Wilcox Classical Museum
- Former names: Classical Museum (until 1929)
- Established: 1888; 138 years ago
- Location: Lawrence, Kansas
- Coordinates: 38°57′28″N 95°14′39″W﻿ / ﻿38.95778°N 95.24417°W
- Type: University museum
- Collections: Ancient Greek and Roman artifacts, plaster casts
- Director: Dr. Phil Stinson
- Curator: Dr. Phil Stinson
- Website: wilcox.ku.edu/s/wilcox/page/home

= Wilcox Classical Museum =

The Wilcox Classical Museum is a university museum in Lawrence, Kansas operated by the University of Kansas' Department of Classics.
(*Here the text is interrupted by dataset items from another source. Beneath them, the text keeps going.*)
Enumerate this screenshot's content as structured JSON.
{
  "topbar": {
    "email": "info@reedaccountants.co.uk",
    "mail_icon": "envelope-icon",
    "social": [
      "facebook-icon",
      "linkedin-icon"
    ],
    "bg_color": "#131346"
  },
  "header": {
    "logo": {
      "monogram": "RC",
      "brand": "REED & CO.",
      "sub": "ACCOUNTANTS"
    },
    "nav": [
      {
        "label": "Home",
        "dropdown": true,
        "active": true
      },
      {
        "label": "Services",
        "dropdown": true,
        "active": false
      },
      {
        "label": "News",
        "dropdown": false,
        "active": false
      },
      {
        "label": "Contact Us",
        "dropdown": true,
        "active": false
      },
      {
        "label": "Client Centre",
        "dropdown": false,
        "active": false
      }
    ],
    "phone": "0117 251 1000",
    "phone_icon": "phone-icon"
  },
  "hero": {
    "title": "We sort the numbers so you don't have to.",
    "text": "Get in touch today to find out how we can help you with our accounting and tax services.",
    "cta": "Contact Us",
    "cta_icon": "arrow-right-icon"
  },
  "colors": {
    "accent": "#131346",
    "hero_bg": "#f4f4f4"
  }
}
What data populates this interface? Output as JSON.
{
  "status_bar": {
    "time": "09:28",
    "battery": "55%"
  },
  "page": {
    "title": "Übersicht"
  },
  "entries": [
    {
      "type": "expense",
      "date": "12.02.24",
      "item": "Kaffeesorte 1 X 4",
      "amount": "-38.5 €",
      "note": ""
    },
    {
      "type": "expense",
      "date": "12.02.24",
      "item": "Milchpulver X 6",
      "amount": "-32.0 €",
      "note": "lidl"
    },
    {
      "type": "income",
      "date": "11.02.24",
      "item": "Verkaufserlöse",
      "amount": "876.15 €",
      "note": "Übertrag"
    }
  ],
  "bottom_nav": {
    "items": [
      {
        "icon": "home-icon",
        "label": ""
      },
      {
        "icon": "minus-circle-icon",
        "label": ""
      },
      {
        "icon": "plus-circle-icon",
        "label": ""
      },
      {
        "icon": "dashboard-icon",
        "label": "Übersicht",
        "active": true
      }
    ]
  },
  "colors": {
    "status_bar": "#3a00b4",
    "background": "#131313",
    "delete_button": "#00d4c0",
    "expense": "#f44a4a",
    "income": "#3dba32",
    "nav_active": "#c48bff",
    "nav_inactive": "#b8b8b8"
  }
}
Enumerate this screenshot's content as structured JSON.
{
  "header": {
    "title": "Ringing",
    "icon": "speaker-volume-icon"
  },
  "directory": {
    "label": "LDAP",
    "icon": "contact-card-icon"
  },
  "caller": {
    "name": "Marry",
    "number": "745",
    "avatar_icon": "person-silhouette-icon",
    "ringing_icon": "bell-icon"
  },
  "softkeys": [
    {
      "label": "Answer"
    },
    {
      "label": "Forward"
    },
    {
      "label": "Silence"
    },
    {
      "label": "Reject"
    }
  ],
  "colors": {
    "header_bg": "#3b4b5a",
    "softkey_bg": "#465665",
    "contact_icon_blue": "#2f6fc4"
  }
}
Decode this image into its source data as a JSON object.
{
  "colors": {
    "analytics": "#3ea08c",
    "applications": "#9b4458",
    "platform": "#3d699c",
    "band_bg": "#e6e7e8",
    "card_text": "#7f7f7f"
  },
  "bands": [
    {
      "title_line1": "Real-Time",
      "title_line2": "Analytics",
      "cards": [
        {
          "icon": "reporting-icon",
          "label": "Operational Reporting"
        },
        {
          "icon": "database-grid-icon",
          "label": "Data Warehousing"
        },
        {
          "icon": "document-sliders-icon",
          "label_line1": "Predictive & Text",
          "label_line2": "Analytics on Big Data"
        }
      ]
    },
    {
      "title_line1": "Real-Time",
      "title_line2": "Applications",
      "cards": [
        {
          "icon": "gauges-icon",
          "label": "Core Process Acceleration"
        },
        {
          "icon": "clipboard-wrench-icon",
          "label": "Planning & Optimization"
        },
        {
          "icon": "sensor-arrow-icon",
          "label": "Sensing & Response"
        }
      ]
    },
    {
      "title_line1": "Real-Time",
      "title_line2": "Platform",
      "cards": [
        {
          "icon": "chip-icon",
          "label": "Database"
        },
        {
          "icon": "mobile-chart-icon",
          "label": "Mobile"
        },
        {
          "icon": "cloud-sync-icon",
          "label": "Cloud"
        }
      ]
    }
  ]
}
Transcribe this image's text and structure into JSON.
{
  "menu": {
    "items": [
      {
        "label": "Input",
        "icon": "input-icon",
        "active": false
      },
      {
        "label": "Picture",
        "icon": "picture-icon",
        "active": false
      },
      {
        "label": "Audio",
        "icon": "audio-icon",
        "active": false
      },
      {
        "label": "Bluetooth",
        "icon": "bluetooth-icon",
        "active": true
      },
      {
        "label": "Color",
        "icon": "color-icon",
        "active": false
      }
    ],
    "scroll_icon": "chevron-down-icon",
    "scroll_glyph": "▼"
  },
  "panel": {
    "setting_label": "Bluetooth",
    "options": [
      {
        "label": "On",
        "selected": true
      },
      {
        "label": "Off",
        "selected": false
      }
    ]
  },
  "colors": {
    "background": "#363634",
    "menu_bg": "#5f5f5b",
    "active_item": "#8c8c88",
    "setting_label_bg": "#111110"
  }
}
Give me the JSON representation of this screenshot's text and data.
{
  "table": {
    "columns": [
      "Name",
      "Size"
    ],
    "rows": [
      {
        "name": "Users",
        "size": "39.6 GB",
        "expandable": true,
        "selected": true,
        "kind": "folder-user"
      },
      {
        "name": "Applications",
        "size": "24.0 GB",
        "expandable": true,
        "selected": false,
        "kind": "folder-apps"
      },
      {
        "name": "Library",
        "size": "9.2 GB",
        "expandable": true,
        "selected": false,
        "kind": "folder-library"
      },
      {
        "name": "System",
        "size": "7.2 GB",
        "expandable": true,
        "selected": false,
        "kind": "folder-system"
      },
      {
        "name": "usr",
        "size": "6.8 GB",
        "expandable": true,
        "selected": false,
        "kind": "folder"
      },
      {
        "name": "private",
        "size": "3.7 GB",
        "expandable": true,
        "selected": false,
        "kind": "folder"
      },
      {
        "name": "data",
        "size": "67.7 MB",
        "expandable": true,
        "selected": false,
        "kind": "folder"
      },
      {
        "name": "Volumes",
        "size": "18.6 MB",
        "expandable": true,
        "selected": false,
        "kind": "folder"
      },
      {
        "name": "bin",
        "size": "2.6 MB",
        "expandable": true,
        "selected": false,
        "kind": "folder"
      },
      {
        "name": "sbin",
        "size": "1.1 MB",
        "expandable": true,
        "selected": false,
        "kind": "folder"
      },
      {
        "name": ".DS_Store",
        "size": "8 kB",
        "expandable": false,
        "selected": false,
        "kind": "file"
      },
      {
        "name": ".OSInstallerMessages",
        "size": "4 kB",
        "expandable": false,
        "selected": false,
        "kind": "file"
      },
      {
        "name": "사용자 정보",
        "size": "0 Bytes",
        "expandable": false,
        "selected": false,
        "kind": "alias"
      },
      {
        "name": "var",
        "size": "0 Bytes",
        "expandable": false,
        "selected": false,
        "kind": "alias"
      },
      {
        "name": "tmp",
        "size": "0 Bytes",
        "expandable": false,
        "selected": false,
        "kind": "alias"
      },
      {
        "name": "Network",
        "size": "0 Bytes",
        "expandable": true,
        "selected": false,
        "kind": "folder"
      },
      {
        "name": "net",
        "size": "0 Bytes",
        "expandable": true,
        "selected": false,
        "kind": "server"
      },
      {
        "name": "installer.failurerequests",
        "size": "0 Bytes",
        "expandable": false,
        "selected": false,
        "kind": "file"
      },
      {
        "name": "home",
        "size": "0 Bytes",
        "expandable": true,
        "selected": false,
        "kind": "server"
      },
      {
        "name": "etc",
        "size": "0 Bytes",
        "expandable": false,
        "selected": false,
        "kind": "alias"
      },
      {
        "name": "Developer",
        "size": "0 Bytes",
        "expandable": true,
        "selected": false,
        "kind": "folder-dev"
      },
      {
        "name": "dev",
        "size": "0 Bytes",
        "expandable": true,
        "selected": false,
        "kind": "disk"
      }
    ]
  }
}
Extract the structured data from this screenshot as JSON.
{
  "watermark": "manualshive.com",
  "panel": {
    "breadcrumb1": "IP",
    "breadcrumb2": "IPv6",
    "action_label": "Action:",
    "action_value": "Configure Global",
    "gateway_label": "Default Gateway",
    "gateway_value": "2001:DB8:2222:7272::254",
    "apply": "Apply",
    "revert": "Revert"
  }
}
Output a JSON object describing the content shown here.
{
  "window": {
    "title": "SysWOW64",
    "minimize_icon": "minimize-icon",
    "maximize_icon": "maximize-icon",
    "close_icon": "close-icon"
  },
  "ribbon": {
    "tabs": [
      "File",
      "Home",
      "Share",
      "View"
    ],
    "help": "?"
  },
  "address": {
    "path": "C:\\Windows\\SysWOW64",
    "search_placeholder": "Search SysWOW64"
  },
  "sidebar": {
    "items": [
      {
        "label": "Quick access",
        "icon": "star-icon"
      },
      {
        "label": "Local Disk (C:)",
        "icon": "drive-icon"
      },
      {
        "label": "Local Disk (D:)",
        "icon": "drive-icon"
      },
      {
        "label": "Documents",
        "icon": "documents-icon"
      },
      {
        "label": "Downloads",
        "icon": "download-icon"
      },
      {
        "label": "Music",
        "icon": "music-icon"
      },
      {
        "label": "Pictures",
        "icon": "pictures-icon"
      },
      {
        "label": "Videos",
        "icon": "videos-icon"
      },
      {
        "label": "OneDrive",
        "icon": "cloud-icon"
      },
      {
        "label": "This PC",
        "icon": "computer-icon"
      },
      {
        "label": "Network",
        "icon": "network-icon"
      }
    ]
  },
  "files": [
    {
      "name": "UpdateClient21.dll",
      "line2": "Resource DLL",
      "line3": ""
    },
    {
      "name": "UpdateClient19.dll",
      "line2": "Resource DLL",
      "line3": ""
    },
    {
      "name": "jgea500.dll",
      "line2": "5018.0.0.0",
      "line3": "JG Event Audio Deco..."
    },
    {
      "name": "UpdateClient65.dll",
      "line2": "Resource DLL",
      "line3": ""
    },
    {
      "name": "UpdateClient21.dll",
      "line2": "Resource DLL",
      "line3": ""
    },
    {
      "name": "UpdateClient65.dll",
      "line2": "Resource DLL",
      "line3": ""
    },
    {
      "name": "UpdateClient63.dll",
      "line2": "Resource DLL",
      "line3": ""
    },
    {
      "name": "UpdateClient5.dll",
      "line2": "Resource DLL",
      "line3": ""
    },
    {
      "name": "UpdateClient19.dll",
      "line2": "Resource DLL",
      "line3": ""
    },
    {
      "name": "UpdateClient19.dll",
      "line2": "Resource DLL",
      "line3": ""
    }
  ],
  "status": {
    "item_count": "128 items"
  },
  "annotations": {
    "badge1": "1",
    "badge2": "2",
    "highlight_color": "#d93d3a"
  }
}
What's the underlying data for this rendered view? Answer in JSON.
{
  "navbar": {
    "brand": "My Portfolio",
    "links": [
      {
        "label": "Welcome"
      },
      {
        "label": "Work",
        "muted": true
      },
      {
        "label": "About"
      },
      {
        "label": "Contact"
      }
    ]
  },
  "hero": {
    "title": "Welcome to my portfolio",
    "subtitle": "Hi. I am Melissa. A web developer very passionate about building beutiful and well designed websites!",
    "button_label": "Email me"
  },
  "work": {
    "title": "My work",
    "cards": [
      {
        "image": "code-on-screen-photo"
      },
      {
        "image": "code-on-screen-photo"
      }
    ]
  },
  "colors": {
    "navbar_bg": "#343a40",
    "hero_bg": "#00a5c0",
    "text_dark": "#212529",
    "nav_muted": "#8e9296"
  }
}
The collection, originally known simply as the "Classical Museum", was formally established in 1888, making it the oldest museum on KU's campus.

== History ==
The museum was organized by University of Kansas Classics professors D. H. Robinson and Alexander M. Wilcox, both of whom hoped it would be a major boon to the university's Latin and Greek departments. The collection was eventually renamed in 1929 to honor Wilcox, who from 1916 until his death in 1928 had served as the museum's curator.

== Collections ==
The core of the museum is a series of plaster cast replicas of famous Classical sculptures, including Hermes and the Infant Dionysus, the Resting Satyr, the Apollo Belvedere, the Winged Victory of Samothrace, the Venus de Milo, and many of the Elgin Marbles. The museum also houses an ancient coin collection, and an assortment of votive objects, lamps, vases, various stone inscriptions, and a collection of Etruscan artifacts donated by Alice Rohe.